Flintoff made his Test debut in 1998 against South Africa at Trent Bridge. In 2000 he hit 135 in the quarterfinals of the Natwest Trophy against Surrey. But his fitness started becoming an issue with England's management making it clear they were unhappy with his weight.

Flintoff soon responded with a 42 not out in a ODI match against Zimbabwe on his home ground at Old Trafford and collected the Man of the Match award.

In 2001, he lost his England place but he remodelled his bowling action and gained a place on the 2001?02 India tour.

He flopped with the bat during the Tests, but the ODI series proved to be a turninng point in his career.

Entrusted with bowling the final over with India needing 11 to win, he ran out Anil Kumble and bowled Javagal Srinath with successive balls to win the match and took off his shirt in celebration, his was repeated by former India skipper Sourav Ganguly at Lords during the NatWest series.

In 2002 he also scored his maiden Test century but by the end of the year, averaged just 19 with the bat and 47 with the ball.

In the summer of 2003, Flintoff scored a century and three fifties in the five-Test series against South Africa at home, and continued to excel on the tour of the West Indies in March and April 2004 and was named as a Wisden Cricketer of the Year.

Although injury prevented him from bowling, he was called into the England squad as a specialist batsman for the 2004 NatWest ODI Series against New Zealand and the West Indies and he responded by scoring two consecutive centuries in the series and hitting seven sixes in one innings.

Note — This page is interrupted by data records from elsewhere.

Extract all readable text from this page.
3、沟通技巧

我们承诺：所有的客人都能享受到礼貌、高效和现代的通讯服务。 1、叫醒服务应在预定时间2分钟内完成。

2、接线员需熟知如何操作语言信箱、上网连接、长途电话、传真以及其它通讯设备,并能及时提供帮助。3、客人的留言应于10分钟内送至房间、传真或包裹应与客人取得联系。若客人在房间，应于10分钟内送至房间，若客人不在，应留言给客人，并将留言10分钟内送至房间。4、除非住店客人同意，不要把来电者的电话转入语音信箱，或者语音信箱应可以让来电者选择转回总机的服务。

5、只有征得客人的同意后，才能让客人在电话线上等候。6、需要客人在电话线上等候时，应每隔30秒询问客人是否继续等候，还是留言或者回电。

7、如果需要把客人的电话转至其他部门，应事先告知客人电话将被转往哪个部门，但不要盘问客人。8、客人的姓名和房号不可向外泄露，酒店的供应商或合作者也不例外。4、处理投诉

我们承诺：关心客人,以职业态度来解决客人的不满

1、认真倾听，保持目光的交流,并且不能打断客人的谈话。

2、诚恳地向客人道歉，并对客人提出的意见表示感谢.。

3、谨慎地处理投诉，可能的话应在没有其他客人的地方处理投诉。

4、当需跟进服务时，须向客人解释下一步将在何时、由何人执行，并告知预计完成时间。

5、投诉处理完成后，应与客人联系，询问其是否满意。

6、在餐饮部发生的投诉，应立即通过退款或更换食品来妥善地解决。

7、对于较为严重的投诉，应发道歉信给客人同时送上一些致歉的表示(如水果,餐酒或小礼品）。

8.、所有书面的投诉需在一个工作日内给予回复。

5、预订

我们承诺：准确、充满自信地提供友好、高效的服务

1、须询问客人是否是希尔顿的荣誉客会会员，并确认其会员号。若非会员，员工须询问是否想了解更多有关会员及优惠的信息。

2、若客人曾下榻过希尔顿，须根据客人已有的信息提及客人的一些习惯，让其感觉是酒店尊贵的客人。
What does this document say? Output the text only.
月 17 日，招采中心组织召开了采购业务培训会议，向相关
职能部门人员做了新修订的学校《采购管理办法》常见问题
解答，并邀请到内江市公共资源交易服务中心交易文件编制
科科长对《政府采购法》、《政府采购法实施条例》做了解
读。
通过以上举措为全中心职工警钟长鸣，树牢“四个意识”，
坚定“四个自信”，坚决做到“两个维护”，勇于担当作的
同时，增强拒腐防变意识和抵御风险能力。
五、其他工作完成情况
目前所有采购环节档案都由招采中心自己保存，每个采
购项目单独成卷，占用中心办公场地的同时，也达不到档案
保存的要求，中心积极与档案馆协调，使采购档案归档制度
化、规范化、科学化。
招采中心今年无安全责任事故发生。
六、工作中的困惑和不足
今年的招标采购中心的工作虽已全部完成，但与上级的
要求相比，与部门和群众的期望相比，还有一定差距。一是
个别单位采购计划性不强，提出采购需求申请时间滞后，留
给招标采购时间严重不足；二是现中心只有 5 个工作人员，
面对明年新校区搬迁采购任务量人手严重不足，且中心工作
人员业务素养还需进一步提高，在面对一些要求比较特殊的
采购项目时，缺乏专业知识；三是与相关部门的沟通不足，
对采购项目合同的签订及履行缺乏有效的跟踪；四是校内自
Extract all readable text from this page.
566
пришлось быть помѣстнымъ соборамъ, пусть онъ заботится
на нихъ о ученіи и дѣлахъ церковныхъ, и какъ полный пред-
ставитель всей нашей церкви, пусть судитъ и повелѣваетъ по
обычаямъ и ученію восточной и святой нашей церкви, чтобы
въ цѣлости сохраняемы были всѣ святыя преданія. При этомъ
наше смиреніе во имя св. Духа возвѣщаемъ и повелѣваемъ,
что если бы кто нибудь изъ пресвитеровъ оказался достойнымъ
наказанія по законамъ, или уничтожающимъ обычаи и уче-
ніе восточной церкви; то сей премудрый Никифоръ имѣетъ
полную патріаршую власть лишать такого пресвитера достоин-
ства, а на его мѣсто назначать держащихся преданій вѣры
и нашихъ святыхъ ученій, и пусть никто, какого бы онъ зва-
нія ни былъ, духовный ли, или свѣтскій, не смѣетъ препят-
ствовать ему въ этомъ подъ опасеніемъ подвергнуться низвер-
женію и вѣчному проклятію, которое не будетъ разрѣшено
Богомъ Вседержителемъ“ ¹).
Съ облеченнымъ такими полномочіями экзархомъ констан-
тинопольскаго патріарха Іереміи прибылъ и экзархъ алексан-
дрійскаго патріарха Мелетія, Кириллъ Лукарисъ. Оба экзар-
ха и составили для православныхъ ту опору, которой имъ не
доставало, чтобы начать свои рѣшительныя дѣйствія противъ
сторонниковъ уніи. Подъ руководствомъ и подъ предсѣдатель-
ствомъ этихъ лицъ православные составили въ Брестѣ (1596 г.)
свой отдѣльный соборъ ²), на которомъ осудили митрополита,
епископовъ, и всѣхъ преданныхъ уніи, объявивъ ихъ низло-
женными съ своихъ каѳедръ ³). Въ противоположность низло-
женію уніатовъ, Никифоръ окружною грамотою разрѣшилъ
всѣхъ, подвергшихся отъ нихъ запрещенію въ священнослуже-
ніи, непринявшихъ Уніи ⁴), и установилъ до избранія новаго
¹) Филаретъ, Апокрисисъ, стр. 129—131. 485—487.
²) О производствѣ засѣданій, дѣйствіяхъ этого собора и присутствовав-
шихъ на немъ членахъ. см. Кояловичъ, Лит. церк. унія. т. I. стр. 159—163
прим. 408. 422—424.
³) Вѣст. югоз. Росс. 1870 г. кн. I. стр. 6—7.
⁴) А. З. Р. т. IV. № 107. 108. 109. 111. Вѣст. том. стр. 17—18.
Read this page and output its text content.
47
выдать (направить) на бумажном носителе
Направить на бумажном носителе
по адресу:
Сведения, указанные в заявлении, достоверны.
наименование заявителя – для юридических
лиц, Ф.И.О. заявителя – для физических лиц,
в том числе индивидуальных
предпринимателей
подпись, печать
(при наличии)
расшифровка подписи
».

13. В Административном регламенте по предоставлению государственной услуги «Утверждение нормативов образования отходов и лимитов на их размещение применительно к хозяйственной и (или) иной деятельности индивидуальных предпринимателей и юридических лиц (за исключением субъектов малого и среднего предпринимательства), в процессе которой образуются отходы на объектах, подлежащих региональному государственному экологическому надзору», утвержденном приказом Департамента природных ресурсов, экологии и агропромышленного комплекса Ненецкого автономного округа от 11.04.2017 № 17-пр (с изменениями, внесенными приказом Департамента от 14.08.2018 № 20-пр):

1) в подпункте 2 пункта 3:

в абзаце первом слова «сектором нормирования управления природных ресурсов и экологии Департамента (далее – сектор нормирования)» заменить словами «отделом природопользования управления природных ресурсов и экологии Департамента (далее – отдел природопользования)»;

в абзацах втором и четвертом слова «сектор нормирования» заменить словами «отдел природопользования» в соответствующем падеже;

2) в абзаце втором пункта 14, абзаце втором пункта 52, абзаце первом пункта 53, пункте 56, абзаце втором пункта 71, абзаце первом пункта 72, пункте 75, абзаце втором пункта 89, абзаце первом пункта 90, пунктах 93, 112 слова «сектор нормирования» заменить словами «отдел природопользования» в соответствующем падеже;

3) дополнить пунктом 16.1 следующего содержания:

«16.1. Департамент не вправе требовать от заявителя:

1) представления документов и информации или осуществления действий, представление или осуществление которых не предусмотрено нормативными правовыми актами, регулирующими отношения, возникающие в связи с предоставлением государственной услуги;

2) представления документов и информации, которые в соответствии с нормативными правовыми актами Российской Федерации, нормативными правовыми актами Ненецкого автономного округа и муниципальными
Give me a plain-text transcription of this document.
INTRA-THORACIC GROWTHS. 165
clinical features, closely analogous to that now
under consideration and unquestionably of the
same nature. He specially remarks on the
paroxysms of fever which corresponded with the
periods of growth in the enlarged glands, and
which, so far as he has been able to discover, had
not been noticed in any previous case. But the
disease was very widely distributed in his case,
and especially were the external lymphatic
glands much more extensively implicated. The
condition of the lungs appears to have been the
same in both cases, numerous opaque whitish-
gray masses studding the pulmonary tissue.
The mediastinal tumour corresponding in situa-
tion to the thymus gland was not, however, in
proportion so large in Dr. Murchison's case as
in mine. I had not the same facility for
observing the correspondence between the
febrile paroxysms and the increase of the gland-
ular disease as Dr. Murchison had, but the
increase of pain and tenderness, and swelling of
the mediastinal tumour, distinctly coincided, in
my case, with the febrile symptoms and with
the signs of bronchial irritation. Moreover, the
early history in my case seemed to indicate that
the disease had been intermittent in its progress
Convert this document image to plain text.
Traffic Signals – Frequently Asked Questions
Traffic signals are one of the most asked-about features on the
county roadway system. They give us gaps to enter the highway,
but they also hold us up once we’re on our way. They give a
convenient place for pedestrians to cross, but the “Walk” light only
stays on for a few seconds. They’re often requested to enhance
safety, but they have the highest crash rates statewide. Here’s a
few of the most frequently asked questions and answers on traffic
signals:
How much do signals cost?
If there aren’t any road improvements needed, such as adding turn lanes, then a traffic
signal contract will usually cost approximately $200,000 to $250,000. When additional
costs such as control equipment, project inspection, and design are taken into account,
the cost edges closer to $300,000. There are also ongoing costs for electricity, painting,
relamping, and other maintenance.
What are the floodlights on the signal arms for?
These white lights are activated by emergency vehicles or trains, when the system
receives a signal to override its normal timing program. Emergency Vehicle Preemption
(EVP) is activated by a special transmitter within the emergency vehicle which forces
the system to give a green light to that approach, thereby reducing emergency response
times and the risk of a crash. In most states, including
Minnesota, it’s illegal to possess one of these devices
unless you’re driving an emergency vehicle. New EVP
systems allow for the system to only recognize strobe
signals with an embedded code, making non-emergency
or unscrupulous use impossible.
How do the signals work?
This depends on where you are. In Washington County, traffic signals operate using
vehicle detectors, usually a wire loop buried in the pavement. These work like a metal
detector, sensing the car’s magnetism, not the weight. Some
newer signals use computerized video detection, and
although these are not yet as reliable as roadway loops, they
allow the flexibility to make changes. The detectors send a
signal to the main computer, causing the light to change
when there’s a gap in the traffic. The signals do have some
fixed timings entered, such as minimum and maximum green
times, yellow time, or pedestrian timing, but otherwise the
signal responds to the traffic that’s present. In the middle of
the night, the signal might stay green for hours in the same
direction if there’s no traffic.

In February 2006, Flintoff was named captain of the England team for the first Test match against India. His contributions with both bat and ball ensured that he was named as the player of the series.

Flintoff continued to captain England during the seven ODIs in India, although he was rested for two matches. But a recurrence of his long-term ankle problem in May 2006 forced him to miss both the ODI series against Sri Lanka and the first Test against Pakistan.

He was thus ruled out for the entire series against Pakistan after it was learnt that Flintoff's rehabiltation had not been sufficient to quell the injury, and that further surgery would be required.

Despite injury concerns, Flintoff was later named for the ICC Champions Trophy, where he played as a specialist batsman, not as an all-rounder.

The zenith of Flintoff's career was the 2005 Ashes, in which he starred with bat and ball to topple the Australians and win back the urn after an 18-year hiatus.